Après la flamboyante édition du 50e anniversaire des Rencontres en 2019 et sa fréquentation record de 145.000 visiteurs, le festival a dû faire face en 2020 – covid-19 oblige – à l’annulation forcée de sa programmation et aux pertes financières qui en ont résulté, celles-ci faisant vaciller fortement le fragile équilibre budgétaire de la manifestation. Privés des revenus générés par la billetterie (plus de 70 % du budget), mais déterminés malgré tout à protéger les artistes dans cette période difficile, les organisateurs ont choisi de maintenir la rémunération de ceux qui auraient dû être exposés, tout en ayant à couvrir les frais fixes de l’organisation. De surcroît, le contexte incertain qui a entouré la préparation des Rencontres 2021 les a contraint à abandonner provisoirement une partie des lieux d’expositions traditionnellement dédiés au festival (qui ne dispose pas d’espaces consacrés), car ceux-ci ne pouvaient être adaptés aux contraintes sanitaires.

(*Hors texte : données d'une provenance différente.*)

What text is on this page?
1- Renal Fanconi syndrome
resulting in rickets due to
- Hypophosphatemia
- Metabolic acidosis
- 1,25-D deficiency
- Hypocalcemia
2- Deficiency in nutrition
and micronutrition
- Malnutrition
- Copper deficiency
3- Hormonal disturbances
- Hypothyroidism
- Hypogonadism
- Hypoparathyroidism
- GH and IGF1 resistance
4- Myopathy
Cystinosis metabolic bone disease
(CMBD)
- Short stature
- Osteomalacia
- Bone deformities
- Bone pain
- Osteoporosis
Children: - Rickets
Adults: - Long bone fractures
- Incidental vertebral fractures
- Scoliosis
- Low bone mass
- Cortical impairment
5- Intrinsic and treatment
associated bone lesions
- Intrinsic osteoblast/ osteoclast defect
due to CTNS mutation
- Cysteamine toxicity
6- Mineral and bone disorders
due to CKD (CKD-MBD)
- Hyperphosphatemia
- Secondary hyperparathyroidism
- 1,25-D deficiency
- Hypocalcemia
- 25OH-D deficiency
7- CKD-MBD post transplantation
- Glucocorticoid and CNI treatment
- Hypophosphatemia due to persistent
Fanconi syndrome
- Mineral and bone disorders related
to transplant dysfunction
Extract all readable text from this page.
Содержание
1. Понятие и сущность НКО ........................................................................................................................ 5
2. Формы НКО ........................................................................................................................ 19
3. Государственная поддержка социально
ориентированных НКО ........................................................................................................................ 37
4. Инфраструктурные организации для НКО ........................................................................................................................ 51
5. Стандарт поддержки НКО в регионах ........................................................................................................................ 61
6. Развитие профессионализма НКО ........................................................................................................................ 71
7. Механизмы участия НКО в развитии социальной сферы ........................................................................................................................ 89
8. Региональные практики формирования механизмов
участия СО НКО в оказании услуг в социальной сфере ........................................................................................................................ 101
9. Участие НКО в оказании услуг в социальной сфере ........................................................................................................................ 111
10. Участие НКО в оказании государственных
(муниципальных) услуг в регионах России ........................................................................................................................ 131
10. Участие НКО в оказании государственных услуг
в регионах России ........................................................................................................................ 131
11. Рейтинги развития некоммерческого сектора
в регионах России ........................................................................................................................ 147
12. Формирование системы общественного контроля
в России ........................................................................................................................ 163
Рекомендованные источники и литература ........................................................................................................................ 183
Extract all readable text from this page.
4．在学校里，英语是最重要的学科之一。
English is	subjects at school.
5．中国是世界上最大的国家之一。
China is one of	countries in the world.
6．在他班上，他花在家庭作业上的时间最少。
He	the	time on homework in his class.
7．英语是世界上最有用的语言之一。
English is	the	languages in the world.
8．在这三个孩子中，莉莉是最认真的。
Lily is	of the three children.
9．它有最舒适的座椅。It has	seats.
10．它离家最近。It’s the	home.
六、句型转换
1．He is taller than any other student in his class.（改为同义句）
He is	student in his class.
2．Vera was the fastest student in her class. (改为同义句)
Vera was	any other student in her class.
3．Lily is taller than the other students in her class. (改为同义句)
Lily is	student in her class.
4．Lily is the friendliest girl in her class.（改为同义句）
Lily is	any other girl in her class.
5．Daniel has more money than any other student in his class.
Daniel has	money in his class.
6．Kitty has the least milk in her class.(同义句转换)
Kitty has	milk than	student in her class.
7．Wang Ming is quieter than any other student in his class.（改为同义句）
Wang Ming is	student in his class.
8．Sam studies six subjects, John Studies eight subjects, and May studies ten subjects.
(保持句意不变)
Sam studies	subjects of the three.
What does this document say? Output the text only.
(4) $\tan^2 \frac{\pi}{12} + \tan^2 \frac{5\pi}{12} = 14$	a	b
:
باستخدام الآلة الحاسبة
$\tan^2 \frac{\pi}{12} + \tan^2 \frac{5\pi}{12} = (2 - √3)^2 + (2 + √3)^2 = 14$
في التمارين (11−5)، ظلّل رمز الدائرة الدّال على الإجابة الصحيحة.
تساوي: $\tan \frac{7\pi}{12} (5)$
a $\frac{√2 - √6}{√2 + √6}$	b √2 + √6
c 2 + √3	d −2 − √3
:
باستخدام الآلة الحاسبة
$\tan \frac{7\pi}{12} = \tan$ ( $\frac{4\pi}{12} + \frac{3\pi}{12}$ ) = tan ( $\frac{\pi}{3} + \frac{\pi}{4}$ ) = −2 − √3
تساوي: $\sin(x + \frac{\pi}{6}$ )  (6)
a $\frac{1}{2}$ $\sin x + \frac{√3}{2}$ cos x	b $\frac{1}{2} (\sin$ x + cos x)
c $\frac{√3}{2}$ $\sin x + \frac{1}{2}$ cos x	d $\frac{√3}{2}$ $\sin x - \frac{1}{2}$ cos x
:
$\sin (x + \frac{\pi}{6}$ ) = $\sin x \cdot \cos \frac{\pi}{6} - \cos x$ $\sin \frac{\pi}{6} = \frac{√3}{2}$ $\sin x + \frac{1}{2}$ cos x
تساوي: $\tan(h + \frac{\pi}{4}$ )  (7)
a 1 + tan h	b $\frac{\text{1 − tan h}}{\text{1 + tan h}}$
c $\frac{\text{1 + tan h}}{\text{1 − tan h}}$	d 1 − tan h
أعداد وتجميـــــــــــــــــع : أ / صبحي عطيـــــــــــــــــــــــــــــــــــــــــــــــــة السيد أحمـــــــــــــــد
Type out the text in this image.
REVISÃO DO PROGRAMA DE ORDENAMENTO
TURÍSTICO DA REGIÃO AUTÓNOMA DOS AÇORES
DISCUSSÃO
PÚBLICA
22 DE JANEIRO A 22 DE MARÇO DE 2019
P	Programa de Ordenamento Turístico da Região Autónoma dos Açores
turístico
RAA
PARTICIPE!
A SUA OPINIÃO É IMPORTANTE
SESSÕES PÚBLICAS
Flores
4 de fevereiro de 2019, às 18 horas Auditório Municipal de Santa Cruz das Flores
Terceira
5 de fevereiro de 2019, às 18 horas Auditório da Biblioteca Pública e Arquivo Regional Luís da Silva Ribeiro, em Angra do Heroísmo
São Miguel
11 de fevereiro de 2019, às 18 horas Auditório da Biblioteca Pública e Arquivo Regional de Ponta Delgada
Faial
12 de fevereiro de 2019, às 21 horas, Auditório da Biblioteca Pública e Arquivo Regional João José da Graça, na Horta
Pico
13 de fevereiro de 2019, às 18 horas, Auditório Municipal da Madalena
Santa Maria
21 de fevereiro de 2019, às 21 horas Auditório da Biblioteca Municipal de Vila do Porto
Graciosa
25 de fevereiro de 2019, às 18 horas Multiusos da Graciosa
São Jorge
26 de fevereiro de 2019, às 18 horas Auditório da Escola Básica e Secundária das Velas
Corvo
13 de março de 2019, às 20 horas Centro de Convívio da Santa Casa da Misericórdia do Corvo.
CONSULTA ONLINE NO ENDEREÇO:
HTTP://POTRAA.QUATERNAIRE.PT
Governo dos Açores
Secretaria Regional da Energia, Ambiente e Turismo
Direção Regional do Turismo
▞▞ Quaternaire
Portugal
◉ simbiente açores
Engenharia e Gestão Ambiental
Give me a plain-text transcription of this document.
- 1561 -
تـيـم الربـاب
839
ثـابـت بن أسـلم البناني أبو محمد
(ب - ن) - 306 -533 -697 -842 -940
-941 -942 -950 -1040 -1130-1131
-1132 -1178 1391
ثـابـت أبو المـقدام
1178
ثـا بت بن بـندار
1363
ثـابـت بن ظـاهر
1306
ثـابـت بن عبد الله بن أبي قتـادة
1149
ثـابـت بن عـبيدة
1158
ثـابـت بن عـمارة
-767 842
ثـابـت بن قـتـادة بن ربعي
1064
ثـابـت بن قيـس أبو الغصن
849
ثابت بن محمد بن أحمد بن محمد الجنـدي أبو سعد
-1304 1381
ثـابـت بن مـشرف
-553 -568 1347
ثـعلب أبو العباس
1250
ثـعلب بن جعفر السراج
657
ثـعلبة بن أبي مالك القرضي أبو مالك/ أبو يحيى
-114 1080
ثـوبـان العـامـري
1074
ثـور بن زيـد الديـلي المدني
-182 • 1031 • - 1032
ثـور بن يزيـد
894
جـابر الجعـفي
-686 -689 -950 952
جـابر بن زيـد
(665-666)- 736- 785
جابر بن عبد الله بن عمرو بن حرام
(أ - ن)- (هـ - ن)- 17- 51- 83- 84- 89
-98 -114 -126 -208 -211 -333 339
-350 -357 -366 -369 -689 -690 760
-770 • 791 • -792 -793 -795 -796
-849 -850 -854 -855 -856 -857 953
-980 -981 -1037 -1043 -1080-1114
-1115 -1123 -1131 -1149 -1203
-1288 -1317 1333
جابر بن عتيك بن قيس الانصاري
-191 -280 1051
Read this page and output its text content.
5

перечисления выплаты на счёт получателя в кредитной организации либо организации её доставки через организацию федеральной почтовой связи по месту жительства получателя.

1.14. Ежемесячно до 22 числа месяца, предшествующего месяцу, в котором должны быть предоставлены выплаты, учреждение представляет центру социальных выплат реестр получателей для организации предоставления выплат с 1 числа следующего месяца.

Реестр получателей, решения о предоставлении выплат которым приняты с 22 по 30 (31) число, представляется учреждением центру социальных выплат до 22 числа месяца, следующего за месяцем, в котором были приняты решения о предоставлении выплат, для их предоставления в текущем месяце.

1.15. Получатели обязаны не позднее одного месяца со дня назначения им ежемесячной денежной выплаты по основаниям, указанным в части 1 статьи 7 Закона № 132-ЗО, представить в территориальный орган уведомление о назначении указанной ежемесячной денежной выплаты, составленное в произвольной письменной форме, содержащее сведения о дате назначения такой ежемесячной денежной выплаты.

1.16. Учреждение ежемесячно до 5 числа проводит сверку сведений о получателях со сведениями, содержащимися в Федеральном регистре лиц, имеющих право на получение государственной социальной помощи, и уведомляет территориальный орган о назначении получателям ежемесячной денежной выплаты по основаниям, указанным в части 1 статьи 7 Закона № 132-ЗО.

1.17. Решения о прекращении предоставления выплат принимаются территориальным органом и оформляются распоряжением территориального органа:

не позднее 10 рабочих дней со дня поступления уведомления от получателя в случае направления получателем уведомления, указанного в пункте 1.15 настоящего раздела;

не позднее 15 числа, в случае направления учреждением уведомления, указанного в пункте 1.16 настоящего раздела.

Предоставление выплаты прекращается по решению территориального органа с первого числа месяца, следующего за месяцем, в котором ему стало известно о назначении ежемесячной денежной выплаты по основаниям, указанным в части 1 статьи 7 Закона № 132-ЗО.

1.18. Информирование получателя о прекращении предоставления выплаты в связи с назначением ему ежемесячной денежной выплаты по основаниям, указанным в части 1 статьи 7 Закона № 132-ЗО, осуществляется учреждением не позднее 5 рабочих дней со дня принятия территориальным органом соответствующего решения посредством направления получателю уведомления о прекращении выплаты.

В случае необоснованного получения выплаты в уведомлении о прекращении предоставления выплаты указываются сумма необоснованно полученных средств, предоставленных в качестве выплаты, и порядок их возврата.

Pour Christoph Wiesner, le nouveau directeur qui a succédé en septembre 2020 à Sam Stourdzé parti diriger la Villa Médicis à Rome, c’est « une année de transition ». Ce franco-allemand, ancien directeur artistique de Paris-Photo ayant commencé sa carrière au sein du marché de l’art contemporain, a composé le programme de cet été dans la continuité, en adaptant une dizaine des expositions ajournées l’an dernier et en renforçant la tendance déjà amorcée vers l’ouverture aux sujets politiques et sociaux, ainsi qu’aux questions très actuelles sur l’identité. Pour tenir le budget, le nombre d’expositions a été revu à la baisse, passant de 49 (en 2019) à 35, dont une vingtaine au programme officiel et une quinzaine dans les programmes associés. Ces dimensions plus restreintes pourraient bien, du reste, devenir la nouvelle norme du festival. Christoph Wiesner entend en effet maintenir ce modèle pour les prochaines éditions, quitte à étendre la durée des expositions afin de leur donner une plus grande visibilité. Cette année, elles ont déjà été prolongées d’une semaine (jusqu’au 26 septembre), mais l’idée d’accroître la présence des Rencontres au-delà de la période estivale fait son chemin. Il faut dire que le paysage culturel de l’ancienne cité gallo-romaine a connu d’importants bouleversements ces dernières années, avec la présence de plus en plus marquée de la Fondation Luma, dont la tour érigée par Frank Gehry et inaugurée en juin dernier impose désormais sa silhouette d’acier et de béton très haut dans le ciel arlésien, mais aussi avec l’arrivée d’autres fondations privées (comme la Fondation Van Gogh, ouverte au public depuis 2014, ou encore la Fondation Lee Ufan, qui ouvrira cet automne) susceptibles d’attirer de nouveaux publics tout au long de l’année. Ces nouvelles données, ajoutées au fait que Christoph Wiesner ait, par ses activités professionnelles passées, noué des liens avec de nombreux acteurs de l’art contemporain (parmi lesquels certains des artistes aujourd’hui étroitement associés à la Fondation Luma, comme Philippe Parreno et Dominique Gonzalez-Foerster, qui étaient représentés par la galerie dans laquelle il travaillait à Berlin), et qu’il soit en outre le compagnon d’Emma Lavigne, l’actuelle directrice du palais de Tokyo à Paris, devraient contribuer à développer des collaborations entre ces différentes institutions et générer une nouvelle dynamique au sein des Rencontres.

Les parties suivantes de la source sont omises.